Making Your Home Kid-Friendly

What’s the ideal environment to raise your children? That’s the golden question for a lot of parents and you’ve probably asked yourself that countless of times. Some swear by giving kids the freedom to play and make their own discoveries. Others prefer a more structured life at home. There’s really no right answer because everyone’s different. All you can do is listen to find out what your children’s needs are so that you can keep adjusting their environment to nurture them the best you can.
One of the adjustments you can always make is to your home. That’s also a tough balance to maintain. Think about what everyone’s daily habits/responsibilities are in your home and what can be changed to ease them. Ideally, the home improvements help make life easier for your kids as they’re growing up while also staying versatile enough to fit with their young adult lives years later.

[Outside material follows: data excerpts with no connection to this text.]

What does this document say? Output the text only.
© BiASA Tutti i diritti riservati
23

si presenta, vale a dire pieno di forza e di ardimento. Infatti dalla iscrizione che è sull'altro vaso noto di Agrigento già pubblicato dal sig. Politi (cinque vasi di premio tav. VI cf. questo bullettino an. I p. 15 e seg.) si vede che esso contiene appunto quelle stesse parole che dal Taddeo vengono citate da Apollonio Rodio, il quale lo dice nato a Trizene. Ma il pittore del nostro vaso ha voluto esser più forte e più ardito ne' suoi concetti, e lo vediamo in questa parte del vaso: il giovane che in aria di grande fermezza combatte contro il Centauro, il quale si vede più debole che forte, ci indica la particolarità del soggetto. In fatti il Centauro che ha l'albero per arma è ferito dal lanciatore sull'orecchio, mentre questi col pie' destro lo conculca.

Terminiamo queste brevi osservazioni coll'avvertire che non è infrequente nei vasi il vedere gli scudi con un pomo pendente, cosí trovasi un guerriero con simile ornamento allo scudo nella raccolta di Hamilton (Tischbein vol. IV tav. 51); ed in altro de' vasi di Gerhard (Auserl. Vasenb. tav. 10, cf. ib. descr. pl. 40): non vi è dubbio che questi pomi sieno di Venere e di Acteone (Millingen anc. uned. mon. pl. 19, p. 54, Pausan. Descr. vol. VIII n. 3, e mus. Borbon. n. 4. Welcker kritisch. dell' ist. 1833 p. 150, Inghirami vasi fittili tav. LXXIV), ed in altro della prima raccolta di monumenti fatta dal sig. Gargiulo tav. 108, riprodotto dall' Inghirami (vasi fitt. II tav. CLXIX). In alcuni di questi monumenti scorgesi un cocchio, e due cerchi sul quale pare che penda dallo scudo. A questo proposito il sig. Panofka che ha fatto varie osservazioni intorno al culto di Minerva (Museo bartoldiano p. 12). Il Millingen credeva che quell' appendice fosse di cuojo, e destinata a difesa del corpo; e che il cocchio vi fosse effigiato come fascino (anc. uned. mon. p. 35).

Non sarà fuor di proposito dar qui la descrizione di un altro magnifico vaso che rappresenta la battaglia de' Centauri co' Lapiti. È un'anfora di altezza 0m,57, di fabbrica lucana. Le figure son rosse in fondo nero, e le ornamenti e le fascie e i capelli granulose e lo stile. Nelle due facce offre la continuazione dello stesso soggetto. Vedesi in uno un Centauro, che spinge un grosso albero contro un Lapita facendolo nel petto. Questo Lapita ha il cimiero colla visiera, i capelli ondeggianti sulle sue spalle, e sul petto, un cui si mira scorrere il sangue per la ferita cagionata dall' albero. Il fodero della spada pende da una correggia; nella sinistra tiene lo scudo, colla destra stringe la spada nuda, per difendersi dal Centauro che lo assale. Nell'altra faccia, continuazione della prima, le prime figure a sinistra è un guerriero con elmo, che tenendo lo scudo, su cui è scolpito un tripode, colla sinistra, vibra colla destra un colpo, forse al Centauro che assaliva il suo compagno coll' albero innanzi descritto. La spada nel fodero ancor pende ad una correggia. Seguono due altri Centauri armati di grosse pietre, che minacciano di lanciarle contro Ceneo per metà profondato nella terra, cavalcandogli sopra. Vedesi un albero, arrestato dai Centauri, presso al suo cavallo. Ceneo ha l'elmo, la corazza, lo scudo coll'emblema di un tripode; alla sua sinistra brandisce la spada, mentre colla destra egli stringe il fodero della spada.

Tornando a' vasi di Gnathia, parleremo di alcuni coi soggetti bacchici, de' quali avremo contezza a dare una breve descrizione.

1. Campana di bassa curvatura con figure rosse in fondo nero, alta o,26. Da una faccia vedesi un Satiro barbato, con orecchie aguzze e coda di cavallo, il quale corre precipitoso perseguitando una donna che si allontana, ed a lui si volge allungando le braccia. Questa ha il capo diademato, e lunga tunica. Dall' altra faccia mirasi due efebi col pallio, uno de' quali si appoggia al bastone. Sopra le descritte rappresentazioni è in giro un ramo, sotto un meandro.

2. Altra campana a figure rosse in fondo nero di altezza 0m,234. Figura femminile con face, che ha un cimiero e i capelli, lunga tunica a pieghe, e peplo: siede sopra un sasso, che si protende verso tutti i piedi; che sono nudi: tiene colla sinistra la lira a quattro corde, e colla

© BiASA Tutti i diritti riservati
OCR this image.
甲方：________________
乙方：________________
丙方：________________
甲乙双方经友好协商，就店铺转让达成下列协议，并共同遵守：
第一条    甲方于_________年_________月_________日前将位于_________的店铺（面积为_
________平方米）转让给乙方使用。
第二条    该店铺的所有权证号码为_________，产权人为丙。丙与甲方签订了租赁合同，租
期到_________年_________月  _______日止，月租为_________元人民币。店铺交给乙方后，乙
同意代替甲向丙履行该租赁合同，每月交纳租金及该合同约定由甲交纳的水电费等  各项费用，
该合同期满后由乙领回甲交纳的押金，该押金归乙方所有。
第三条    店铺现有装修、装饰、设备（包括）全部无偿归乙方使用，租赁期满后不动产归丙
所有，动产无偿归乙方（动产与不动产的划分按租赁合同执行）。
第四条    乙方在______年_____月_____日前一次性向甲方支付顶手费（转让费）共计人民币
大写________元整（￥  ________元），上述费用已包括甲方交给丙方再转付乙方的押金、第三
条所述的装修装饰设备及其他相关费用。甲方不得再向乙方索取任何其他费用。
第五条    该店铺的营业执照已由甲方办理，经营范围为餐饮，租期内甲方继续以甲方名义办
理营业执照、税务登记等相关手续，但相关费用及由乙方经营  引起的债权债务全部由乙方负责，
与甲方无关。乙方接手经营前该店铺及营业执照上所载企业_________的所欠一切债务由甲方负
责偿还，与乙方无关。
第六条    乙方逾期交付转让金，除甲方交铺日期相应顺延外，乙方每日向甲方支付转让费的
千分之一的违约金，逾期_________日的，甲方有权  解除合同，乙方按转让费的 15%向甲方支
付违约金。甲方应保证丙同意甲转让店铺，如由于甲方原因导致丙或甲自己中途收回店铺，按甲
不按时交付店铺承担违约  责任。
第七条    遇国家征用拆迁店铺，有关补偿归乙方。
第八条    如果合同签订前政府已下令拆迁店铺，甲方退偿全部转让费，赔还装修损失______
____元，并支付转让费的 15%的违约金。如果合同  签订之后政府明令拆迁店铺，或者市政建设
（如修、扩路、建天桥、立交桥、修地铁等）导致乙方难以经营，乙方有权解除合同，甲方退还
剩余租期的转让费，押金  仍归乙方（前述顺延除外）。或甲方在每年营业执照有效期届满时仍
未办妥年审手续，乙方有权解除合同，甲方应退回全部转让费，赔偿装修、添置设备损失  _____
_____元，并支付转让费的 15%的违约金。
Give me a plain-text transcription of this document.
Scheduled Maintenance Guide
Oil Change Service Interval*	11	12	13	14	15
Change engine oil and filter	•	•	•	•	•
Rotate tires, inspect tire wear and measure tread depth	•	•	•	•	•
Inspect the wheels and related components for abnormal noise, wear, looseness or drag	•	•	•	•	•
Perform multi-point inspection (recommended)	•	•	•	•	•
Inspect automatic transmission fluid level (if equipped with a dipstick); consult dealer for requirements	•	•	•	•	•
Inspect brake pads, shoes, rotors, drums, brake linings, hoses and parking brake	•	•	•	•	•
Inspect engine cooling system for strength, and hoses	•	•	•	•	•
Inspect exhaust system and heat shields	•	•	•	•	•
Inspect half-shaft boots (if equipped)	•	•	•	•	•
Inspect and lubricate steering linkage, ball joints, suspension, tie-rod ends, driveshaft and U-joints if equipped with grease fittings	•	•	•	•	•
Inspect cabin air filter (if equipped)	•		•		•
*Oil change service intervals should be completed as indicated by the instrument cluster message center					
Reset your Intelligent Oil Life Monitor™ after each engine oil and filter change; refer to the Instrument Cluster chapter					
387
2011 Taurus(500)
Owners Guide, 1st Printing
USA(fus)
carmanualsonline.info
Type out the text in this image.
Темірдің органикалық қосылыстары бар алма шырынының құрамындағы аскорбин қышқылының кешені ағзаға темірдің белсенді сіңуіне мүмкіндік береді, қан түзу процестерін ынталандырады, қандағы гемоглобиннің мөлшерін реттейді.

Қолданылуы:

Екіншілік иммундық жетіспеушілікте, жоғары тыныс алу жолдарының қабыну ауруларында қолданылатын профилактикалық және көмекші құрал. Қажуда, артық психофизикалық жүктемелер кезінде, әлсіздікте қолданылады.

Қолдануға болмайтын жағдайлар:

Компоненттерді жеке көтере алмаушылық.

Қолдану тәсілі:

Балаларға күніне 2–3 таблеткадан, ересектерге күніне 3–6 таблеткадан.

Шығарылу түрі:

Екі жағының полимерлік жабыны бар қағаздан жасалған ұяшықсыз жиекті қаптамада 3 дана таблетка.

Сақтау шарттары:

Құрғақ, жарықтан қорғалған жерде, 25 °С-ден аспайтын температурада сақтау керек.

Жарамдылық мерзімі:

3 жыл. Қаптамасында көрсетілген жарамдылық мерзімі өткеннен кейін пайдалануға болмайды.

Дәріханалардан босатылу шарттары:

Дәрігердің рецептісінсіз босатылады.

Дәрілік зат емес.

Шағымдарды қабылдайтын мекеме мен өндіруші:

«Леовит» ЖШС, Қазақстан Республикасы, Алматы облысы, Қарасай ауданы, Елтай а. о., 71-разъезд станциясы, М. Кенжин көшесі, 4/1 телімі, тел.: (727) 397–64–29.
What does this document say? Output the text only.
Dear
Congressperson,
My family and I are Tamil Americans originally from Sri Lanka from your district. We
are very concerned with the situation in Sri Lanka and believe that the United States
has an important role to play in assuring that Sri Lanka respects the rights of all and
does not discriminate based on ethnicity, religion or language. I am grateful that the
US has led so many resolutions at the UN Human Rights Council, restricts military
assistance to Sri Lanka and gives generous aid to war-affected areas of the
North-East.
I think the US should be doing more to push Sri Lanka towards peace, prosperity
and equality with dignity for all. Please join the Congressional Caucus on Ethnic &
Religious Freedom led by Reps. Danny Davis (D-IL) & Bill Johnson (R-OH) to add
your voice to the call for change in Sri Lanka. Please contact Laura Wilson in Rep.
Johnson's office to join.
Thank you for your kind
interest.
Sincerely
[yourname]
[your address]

Here are some ideas:

 

Prepare for wear and tear

Kids are always going to make a mess. They’ve just started learning how to put one foot in front of the other. And it’s not as if grownups are any better because some of us still end up being klutzes after all these years! You don’t have to freak out every time they start wandering around. Just choose materials throughout the house that are sturdy, easy to clean, and can handle anything kids throw at them.

Let’s start with the floors, which get the most use in the house. Lay down carpet or cork for the kids’ bedrooms and play areas (but not if their play areas are down in the basement). In the kitchen where spills are most likely, go with stone/ceramic tile, vinyl, bamboo or cork. Make sure the flooring you choose have non-slip or textured surfaces. Every room is more suited to specific flooring types so keep that in mind, too. If you want to have rugs, consider using outdoor rugs on the inside. They’re usually made of tougher material that can take a lot of damage without being too noticeable.

Invest in some durable countertops that don’t stain and are low-maintenance. Laminate is always a popular choice because it’s inexpensive and won’t be too heartbreaking to replace further down the road. If you want a more durable and longer-lasting choice though, quartz countertops are the way to go. Yes, they’re expensive, but there’s less chance of having to replace them due to damage.

 

Family central

Kids grow up so quickly and you want to be there to catch every moment. That’s why it’s best to go with open floor plans that allow your kitchen, living room, and dining room to flow into one another. These are the central areas where most of the family hang out during the day. Opening them all up will give you more opportunities to interact with your kids. Plus, you’ll have better sight lines to keep an eye on them!

If you have space, it’s a great idea to install a kitchen island with a sink, food preparation area, and breakfast bar counter. That way, you can chat with your kids while you’re doing dishes and they’re enjoying their afternoon snack. You can turn the kitchen island into even more of a central activity hub by building in a family schedule bulletin/white board at one end, hidden out of sight with a cabinet door.

In the dining room, try using slipcovers to protect the chairs from mess. You can get different sets of slipcovers and switch them out for cleaning or special occasions.

 

From accessibility to DIY

It’s only a matter of time until your kids naturally get curious about what’s inside all the drawers and cabinets in the magical land of the kitchen. Encourage their curiosity without any worries by stocking the lower drawers with contents you’re okay with them handling. This can include dishes, too! It may seem like a bad idea at first, but if dishes are stored in lower pull-out drawers, they’ll have an easier time reaching them. It’s especially useful if you put the dish drawer(s) right next to the dishwasher so you can encourage them to start doing things themselves while helping you put dishes away.

Continuing on the DIY encouragement path, place snacks and food that your kids are allowed to eat in the lower pantry shelves. Anything you don’t want them to touch can go on the higher shelves. Do the same with your refrigerator. If you have a large refrigerator with many drawers, designate specific drawers to hold fresh food for each of your children’s tastes. By making healthy snack ingredients accessible for your kids, you set them on a good path to start learning how to take care of themselves. It’ll make your life easier, too, while you’re at it.

 

Clear the traffic jam

Getting your kids ready for school while getting yourself ready for work is always a struggle. Over the years, you’ve probably refined an efficient routine to get the morning chaos under control. To streamline everything even more, clear up the waiting times for everyone’s turn at the bathroom. Either add a second bathroom or install a double-sink vanity in the current bathroom if possible. Also, put in a storage closet/cabinet to better organise everyone’s toiletries and reduce the frantic hunts for something someone else misplaced.

 

Above all, try to remember what it felt like when you were growing up. It’ll help you see the world through your children’s eyes. And remind you how awesome kids are.